New car seat law changes how, where kids ride
Child safety experts say a new law in South Carolina matches the longtime pediatrician recommendations for child passenger safety.
"For the longest time, we have just been so behind the times when it came to the laws about child passenger safety," said Lee Penny, Manager of Safe Kids Upstate. "The evidence has been out for a long time and, unfortunately, our law was just outdated."
A child passenger restraint bill, signed into law last week, makes several changes to the existing rules for child passengers, most notably how long they should ride in rear-facing car seats, when they can graduate from a booster seat.
According to the new law, children under 2-years-of-age "must be properly secured in a rear-facing child passenger restraint system in a rear passenger seat of the vehicle until the child exceeds the height or weight limit allowed by the manufacturer of the child passenger restraint system being used." The change makes South Carolina one of just five states to require children to remain in rear-facing seats until age 2.
Penny said the rule matches what American Academy of Pediatrics has been recommending for years because rear-facing car seats can offer more head, neck and spine support in an accident.
"In watching the crash test videos, it's amazing to see how much safer children are when rear-facing," said Penny, adding that statistically they're about five times safer than forward-facing car seats.
A second big change is the recommendation that children under 8 years of age or shorter than 57 inches should be restrained in a belt-positioning booster seat.

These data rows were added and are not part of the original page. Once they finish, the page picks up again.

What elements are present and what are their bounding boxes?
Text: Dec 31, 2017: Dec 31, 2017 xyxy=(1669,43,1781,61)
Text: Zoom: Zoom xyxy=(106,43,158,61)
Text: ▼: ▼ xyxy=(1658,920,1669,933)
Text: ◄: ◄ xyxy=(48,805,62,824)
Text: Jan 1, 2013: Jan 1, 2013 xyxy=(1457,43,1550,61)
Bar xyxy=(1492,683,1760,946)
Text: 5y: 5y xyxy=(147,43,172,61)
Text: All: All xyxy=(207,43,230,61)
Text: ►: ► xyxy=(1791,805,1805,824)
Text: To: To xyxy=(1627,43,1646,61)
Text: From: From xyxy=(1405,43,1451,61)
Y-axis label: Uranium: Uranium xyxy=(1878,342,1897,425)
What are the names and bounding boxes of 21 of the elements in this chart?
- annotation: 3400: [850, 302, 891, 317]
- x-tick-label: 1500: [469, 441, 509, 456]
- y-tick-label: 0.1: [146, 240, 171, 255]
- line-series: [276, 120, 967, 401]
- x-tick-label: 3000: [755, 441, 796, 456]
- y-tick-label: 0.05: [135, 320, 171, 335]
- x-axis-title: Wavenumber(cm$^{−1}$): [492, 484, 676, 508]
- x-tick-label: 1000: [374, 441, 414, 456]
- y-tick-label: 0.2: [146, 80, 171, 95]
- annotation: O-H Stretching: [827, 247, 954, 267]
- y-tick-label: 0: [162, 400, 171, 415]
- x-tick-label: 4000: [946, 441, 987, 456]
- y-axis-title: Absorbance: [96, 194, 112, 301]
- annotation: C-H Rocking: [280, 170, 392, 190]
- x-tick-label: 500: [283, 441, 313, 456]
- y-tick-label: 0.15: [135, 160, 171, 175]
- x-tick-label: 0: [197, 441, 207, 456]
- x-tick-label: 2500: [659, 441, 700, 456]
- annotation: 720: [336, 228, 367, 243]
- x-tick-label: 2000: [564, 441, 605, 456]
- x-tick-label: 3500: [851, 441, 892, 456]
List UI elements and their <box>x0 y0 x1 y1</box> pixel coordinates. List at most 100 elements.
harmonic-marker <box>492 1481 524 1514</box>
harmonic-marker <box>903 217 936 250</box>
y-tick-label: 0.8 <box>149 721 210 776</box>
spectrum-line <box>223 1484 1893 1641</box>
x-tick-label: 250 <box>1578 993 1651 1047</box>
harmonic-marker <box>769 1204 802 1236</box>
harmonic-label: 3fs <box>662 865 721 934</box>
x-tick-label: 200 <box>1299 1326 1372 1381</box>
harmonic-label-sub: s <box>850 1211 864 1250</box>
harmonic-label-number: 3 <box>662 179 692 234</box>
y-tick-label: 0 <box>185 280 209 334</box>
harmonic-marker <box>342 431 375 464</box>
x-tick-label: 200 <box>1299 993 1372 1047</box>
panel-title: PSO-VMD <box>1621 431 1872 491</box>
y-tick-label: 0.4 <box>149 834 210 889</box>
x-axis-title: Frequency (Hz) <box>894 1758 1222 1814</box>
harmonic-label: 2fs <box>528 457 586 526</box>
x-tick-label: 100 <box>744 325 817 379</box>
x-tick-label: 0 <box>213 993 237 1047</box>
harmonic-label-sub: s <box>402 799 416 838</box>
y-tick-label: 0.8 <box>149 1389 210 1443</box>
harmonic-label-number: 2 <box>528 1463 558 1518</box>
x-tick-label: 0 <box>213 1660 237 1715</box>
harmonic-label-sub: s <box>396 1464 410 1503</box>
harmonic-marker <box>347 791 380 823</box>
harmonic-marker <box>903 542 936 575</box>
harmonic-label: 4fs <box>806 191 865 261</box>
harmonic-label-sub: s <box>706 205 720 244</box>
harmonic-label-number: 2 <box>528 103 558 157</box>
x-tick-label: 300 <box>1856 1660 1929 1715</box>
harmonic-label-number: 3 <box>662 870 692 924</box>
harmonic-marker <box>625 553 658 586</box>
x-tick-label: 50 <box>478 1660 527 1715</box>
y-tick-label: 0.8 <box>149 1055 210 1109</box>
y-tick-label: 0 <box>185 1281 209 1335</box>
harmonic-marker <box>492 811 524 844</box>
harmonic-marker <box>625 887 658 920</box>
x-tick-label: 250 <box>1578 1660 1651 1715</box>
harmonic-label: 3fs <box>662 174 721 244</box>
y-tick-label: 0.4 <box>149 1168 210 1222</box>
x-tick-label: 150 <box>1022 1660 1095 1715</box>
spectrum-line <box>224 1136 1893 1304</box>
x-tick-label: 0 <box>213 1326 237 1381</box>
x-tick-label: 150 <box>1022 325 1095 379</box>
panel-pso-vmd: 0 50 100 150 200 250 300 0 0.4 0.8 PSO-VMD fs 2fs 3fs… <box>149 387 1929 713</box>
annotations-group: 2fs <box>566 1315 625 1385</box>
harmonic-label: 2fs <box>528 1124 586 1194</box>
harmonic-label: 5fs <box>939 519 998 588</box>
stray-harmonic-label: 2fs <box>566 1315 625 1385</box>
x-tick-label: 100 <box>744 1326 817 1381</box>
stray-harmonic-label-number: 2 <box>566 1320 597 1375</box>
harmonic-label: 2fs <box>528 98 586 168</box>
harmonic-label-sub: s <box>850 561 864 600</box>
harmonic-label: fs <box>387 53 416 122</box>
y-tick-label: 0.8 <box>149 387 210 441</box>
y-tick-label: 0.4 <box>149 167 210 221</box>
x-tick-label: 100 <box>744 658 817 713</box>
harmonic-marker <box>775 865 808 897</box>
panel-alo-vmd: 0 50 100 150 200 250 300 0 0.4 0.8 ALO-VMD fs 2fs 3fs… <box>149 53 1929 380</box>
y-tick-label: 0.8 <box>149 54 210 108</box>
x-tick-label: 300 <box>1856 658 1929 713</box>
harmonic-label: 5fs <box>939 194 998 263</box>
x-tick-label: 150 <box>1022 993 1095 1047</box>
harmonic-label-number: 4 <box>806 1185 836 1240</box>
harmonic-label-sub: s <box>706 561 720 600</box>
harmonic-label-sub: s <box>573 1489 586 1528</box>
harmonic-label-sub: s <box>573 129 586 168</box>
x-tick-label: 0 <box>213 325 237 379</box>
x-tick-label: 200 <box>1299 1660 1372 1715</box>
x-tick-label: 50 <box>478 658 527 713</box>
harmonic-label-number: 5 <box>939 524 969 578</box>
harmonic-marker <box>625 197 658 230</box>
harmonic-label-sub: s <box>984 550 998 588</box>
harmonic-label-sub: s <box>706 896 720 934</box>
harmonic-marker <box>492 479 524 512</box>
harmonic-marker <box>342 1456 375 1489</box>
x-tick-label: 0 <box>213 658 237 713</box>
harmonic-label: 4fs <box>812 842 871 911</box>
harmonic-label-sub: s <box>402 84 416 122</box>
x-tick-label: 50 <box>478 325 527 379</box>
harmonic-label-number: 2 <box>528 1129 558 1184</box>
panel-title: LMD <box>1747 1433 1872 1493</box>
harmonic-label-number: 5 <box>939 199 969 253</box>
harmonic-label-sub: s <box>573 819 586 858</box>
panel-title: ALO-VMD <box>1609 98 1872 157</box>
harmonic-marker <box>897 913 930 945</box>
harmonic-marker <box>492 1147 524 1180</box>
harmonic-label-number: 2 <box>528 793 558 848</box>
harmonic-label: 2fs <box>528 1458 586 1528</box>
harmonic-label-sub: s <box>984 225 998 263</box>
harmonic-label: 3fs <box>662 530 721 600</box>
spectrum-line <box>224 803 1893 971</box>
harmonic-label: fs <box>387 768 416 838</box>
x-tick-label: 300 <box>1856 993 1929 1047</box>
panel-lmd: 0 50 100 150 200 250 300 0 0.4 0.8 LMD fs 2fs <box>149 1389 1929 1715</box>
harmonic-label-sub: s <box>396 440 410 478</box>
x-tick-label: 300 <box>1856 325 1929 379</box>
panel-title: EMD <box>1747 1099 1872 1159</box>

Even if a child reaches the age requirement, Penny recommends making sure children fit safely in the seatbelt — meaning the seatbelt is square on their shoulder, snug on their hips and their knees fold over the front of the seat — before letting them graduate from the booster seat.
The new law also changes the age at which children are legally allowed to ride in the front seat of a vehicle to 8. It was previously 6.
Understanding the law and best practices can save lives, according to Penny.
"I don't think people realize how dangerous South Carolina roads are, unfortunately. We lose a child every week in South Carolina due to preventable injury from a motor vehicle collision."
Safe Kids Upstate estimates at least 80-percent of all car seats in Greenville, Pickens and Oconee Counties are not installed or used correctly, putting lives at risk. The non-profit organization offers free car seat inspections at nine locations across the Upstate. Appointments can be scheduled by phone or online.